Der Teufel und die Korruption
Im Dunkel der Kölner „Bauturm“-Bühne leuchtet hell ein Globus. Kommt da etwa die ganze Welt ins Bild? Wenig später wird die Stille des Raums grell durchbrochen, und aus dem Bühnenboden drängt eine in tiefes Rot getauchte, an einen Teufel erinnernde Figur nach oben. Wird sie, wird Luzifer, der Lichtträger, mehr Klarheit in diese Welt bringen?
Wer Nicolai Gogols Komödie Der Revisor kennt, ahnt das Kommende. Luzifer wird zwar die Korruptheit, die Verlogenheit und Falschheit der Menschen bloßlegen. Doch bleibt letztlich alles beim Alten: Der, wie sich herausstellt, falsche Revisor hat sich, von allen umschmeichelt und bestochen, kaum aus dem Staub gemacht, da taucht der richtige, der echte auf. Nun sind Schrecken und Verwirrung umso nachhaltiger.
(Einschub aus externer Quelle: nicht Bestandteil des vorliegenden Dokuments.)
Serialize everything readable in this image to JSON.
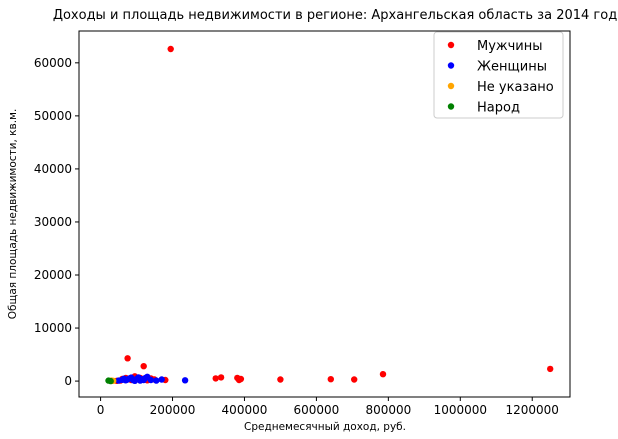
{
  "chart_data": {
    "type": "scatter",
    "title": "Доходы и площадь недвижимости в регионе: Архангельская область за 2014 год",
    "xlabel": "Среднемесячный доход, руб.",
    "ylabel": "Общая площадь недвижимости, кв.м.",
    "xlim": [
      -60000,
      1305000
    ],
    "ylim": [
      -3000,
      66000
    ],
    "xticks": [
      0,
      200000,
      400000,
      600000,
      800000,
      1000000,
      1200000
    ],
    "yticks": [
      0,
      10000,
      20000,
      30000,
      40000,
      50000,
      60000
    ],
    "grid": false,
    "legend": "top-right",
    "series": [
      {
        "name": "Мужчины",
        "color": "#ff0000",
        "points": [
          [
            195000,
            62600
          ],
          [
            75000,
            4300
          ],
          [
            120000,
            2800
          ],
          [
            1250000,
            2300
          ],
          [
            785000,
            1300
          ],
          [
            335000,
            700
          ],
          [
            320000,
            500
          ],
          [
            380000,
            600
          ],
          [
            390000,
            400
          ],
          [
            385000,
            200
          ],
          [
            500000,
            300
          ],
          [
            640000,
            350
          ],
          [
            705000,
            300
          ],
          [
            95000,
            900
          ],
          [
            110000,
            600
          ],
          [
            60000,
            400
          ],
          [
            140000,
            500
          ],
          [
            150000,
            300
          ],
          [
            180000,
            200
          ],
          [
            55000,
            100
          ],
          [
            85000,
            200
          ],
          [
            100000,
            300
          ],
          [
            130000,
            150
          ],
          [
            45000,
            50
          ],
          [
            70000,
            600
          ]
        ]
      },
      {
        "name": "Женщины",
        "color": "#0000ff",
        "points": [
          [
            235000,
            150
          ],
          [
            170000,
            300
          ],
          [
            125000,
            600
          ],
          [
            80000,
            500
          ],
          [
            90000,
            200
          ],
          [
            100000,
            400
          ],
          [
            110000,
            100
          ],
          [
            60000,
            250
          ],
          [
            70000,
            150
          ],
          [
            130000,
            800
          ],
          [
            115000,
            350
          ],
          [
            95000,
            50
          ],
          [
            140000,
            200
          ],
          [
            85000,
            650
          ],
          [
            105000,
            700
          ],
          [
            75000,
            300
          ],
          [
            50000,
            100
          ],
          [
            65000,
            450
          ],
          [
            120000,
            200
          ],
          [
            155000,
            100
          ]
        ]
      },
      {
        "name": "Не указано",
        "color": "#ffa500",
        "points": [
          [
            30000,
            100
          ],
          [
            35000,
            50
          ]
        ]
      },
      {
        "name": "Народ",
        "color": "#008000",
        "points": [
          [
            22000,
            100
          ],
          [
            28000,
            0
          ]
        ]
      }
    ]
  }
}
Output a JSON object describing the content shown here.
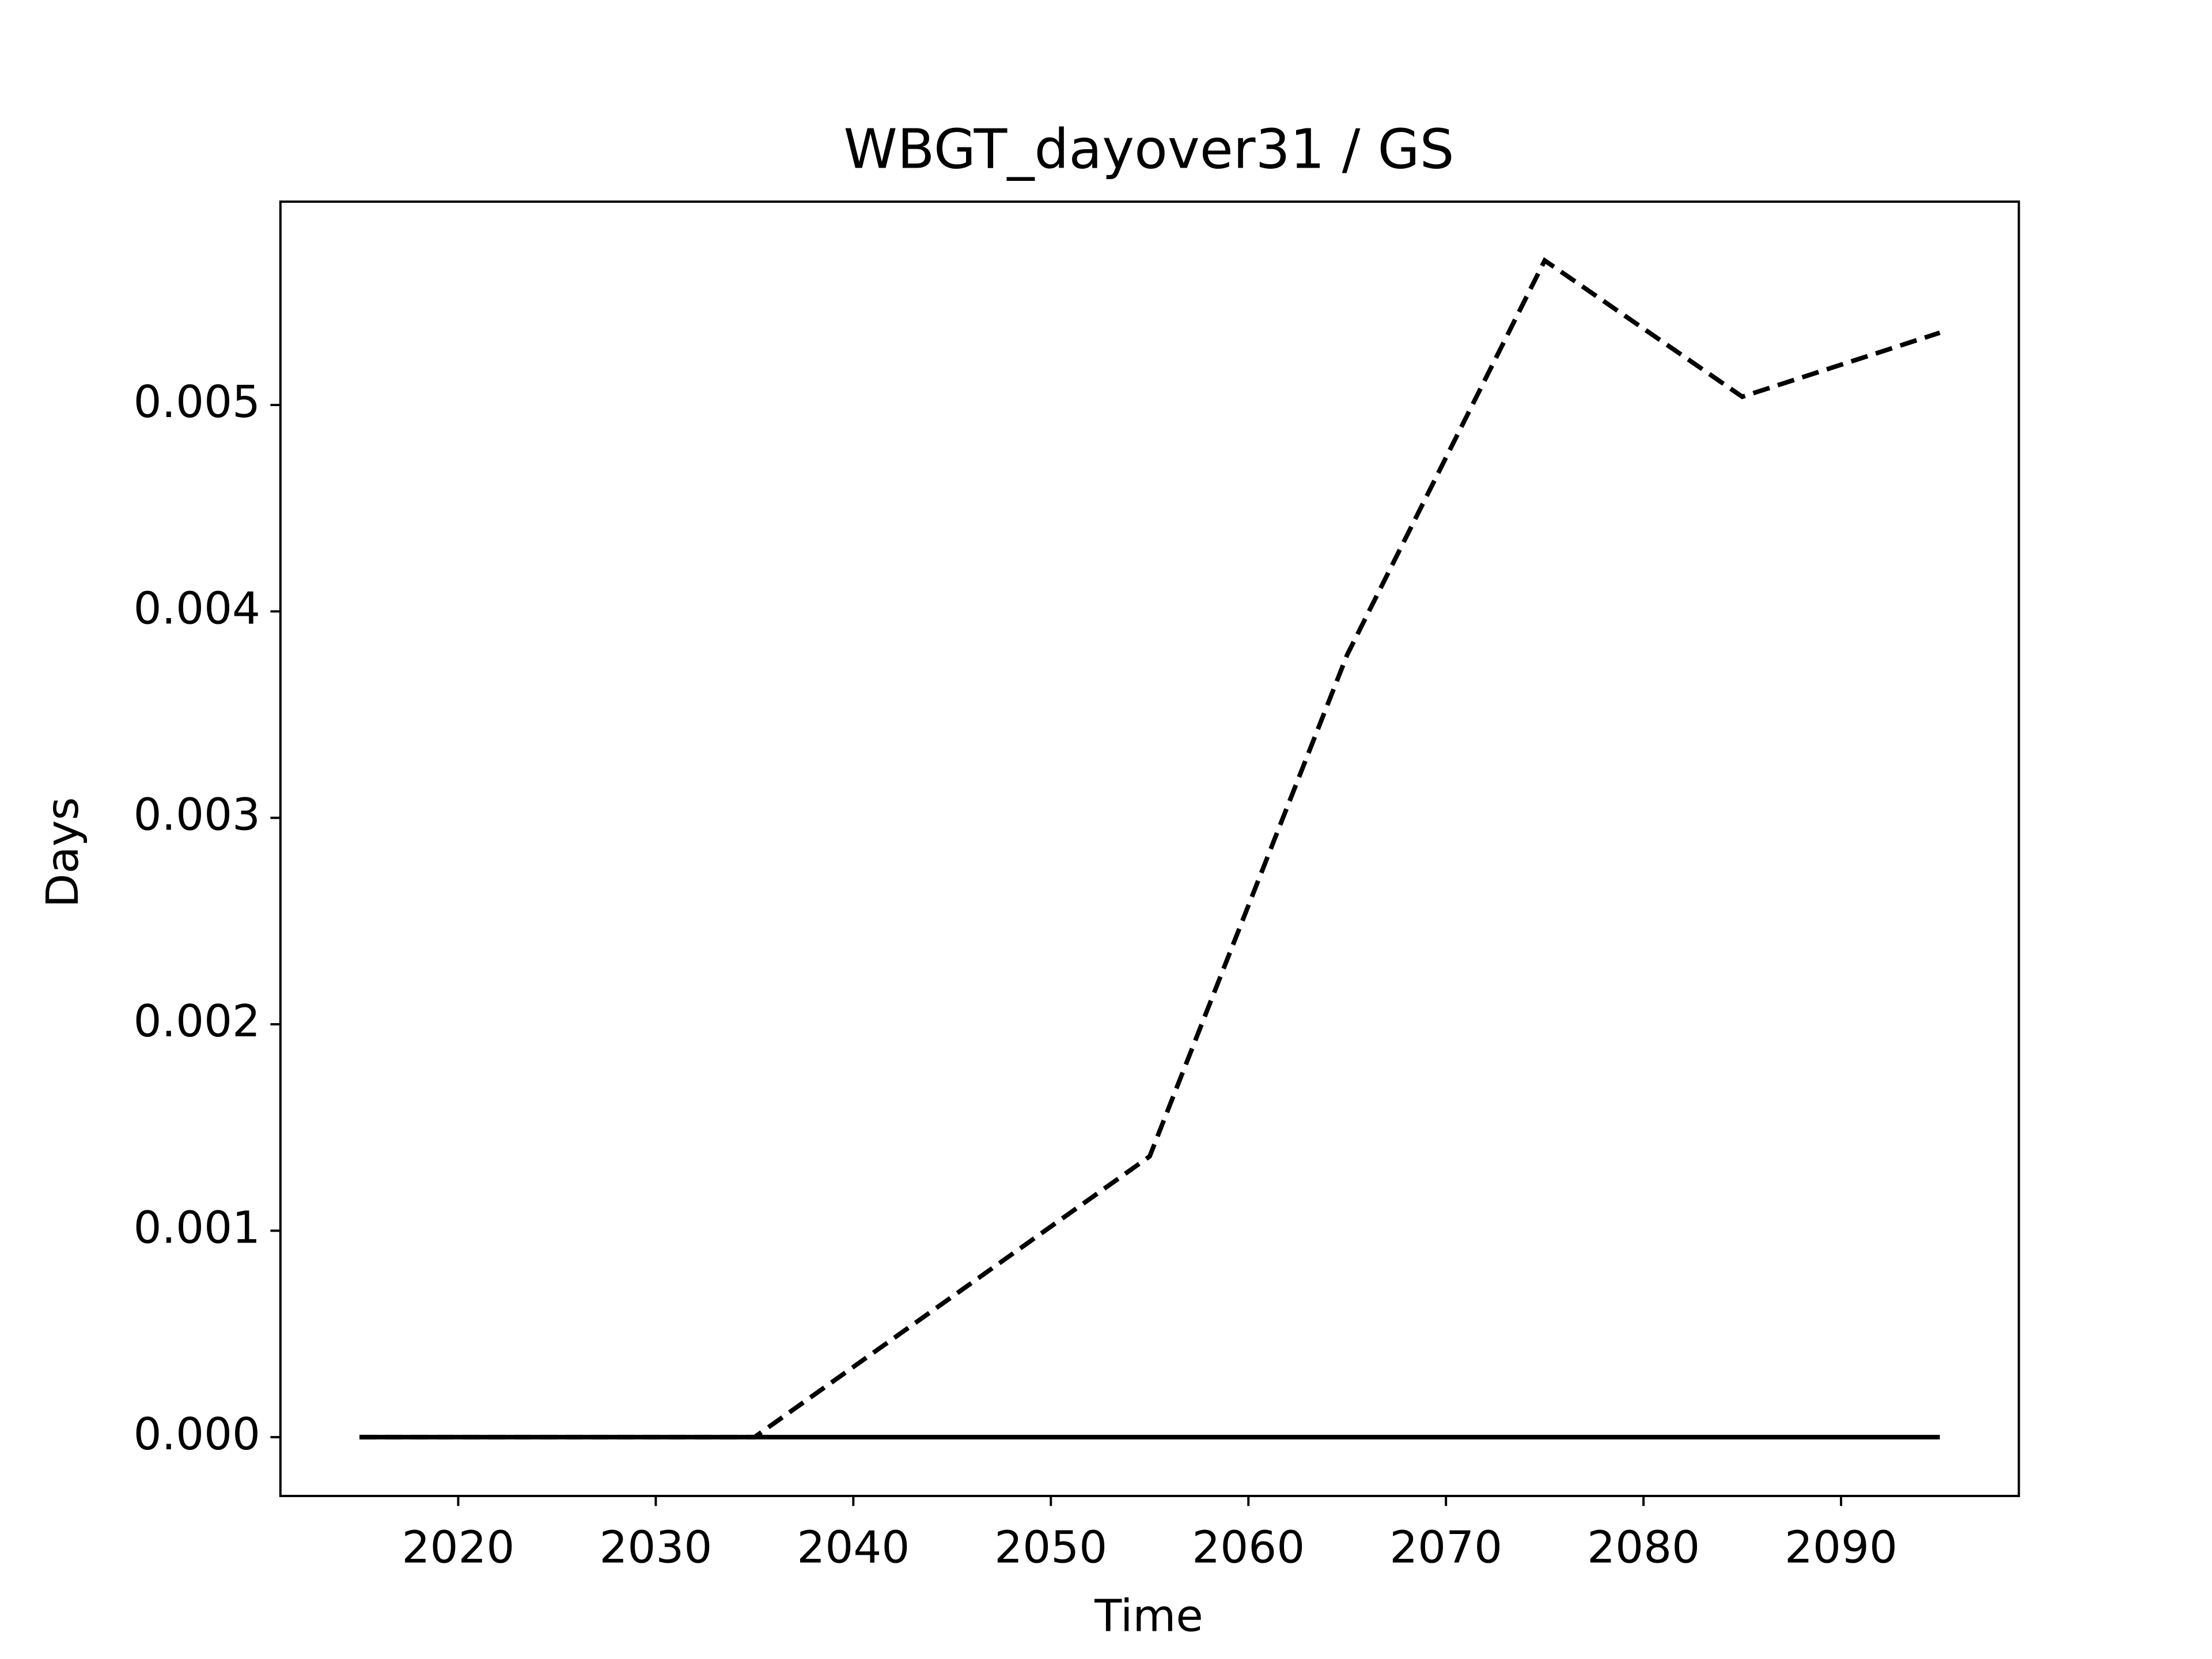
{
  "chart_data": {
    "type": "line",
    "title": "WBGT_dayover31 / GS",
    "x_label": "Time",
    "y_label": "Days",
    "x": [
      2015,
      2025,
      2035,
      2045,
      2055,
      2065,
      2075,
      2085,
      2095
    ],
    "series": [
      {
        "color": "#000000",
        "dash": true,
        "values": [
          0,
          0,
          0,
          0.00068,
          0.00136,
          0.00379,
          0.0057,
          0.00504,
          0.00535
        ]
      },
      {
        "color": "#000000",
        "dash": false,
        "values": [
          0,
          0,
          0,
          0,
          0,
          0,
          0,
          0,
          0
        ]
      }
    ],
    "xlim": [
      2011,
      2099
    ],
    "xticks": [
      2020,
      2030,
      2040,
      2050,
      2060,
      2070,
      2080,
      2090
    ],
    "ylim": [
      -0.000285,
      0.005985
    ],
    "yticks": [
      {
        "value": 0,
        "label": "0.000"
      },
      0.001,
      0.002,
      0.003,
      0.004,
      0.005
    ],
    "grid": false
  }
}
Gogols Stück von 1836, das bereits zu seinen Lebzeiten das Publikum gespalten hat, ist eine schonungslose Abrechnung mit der alle Schichten der Bevölkerung durchziehenden Korruption.
Ein Brief versetzt die Honoratioren des kleinen russischen Provinznestes in helle Aufregung: Ein Revisor aus Sankt Petersburg soll auf dem Weg in die Stadt sein, in der der ebenso ehrgeizige wie schleimige Stadthauptmann Dmuchanowski die Fäden zieht. Natürlich zu seinem und seiner Familie Vorteil. Und all derer, die mit ihm unter einer Decke stecken - also alle. Der Schreck sitzt tief und steigert sich, als der vermeintliche Regierungsvertreter wirklich auftaucht.
Doch den sie für den echten, den erwarteten halten und vor dem sie in die Knie gehen, ihn mit Geld zu bestechen versuchen, ist in Wirklichkeit ein ganz kleines Licht. Mittellos, frech, anbiedernd tritt er auf. Schmieren ihm doch alle Sahne um den veritablen Bart. Der Stadthauptmann ist sogar bereit, beide Augen zuzudrücken, als sich Chlestakow, der sich zunehmend seiner komfortablen Situation bewusst wird, dessen Frau und Tochter nachstellt. Töchterchen Marja wird ihm gar als Ehefrau versprochen. Doch da wird freilich selbst diesem grandios agierenden Schnösel das Parkett zu heiß - und er verschwindet auf Nimmerwiedersehen.
Es ist eine bitterböse Satire, die im „Bauturm“, in der Inszenierung von Sebastian Kreyer, derart fetzig, ja turbulent daherkommt, dass man den bitteren Ernst hinter der Story leicht verdrängen kann. Da ist Marc Fischer, der dem Stadthauptmann derartig verdrehte mimische wie körperliche Gewandtheit auf seinem korrupt-verlogenen Weg mitgibt, dass einen schaudert. Jede seiner Bewegungen ist Ausdruck seelischer Windungen. Und wenn der Regisseur des Abends als Schjehmil auftaucht, kann einem das Lachen auch schon mal im Halse stecken bleiben.
Beide sind ein Paar, das fast vergessen lässt, dass Der Revisor eigentlich eine ganze Stadt und ihre Bewohner ins Spiel bringt. Mit Polizisten, Gutsbesitzern und einfachem Volk. Sie alle sind in Gogols Welt versaut und korrupt. Diese Mischpoke dazu zu bringen, sich der Lächerlichkeit preiszugeben und sich zugleich selbst als Ekel zu erkennen, hat Chlestakow, der falsche Fuffziger in diesem Spiel, alle Hebel in der Hand. Wie er das schafft, wie Pablo Konrad, mit Slapsticks und Sixpack-Präsentationen, Raffinesse und Bosheiten eine ganze Gesellschaft in Atem hält und der völligen Falschheit und Korruption ausliefert, ist einfach sehenswert. Und in welcher Geschwindigkeit und überspitzter Künstlichkeit Susanne Engelhardt sowohl Mama Anna als auch, wenig später, als Töchterchen Marja auf der kleinen Bühne ebenso stolziert wie vor dem falschen Revisor wie Butter in der Sonne schmilzt, ist Kabarett und Farce zugleich.
Einhelliger, verdienter Beifall im Bauturm.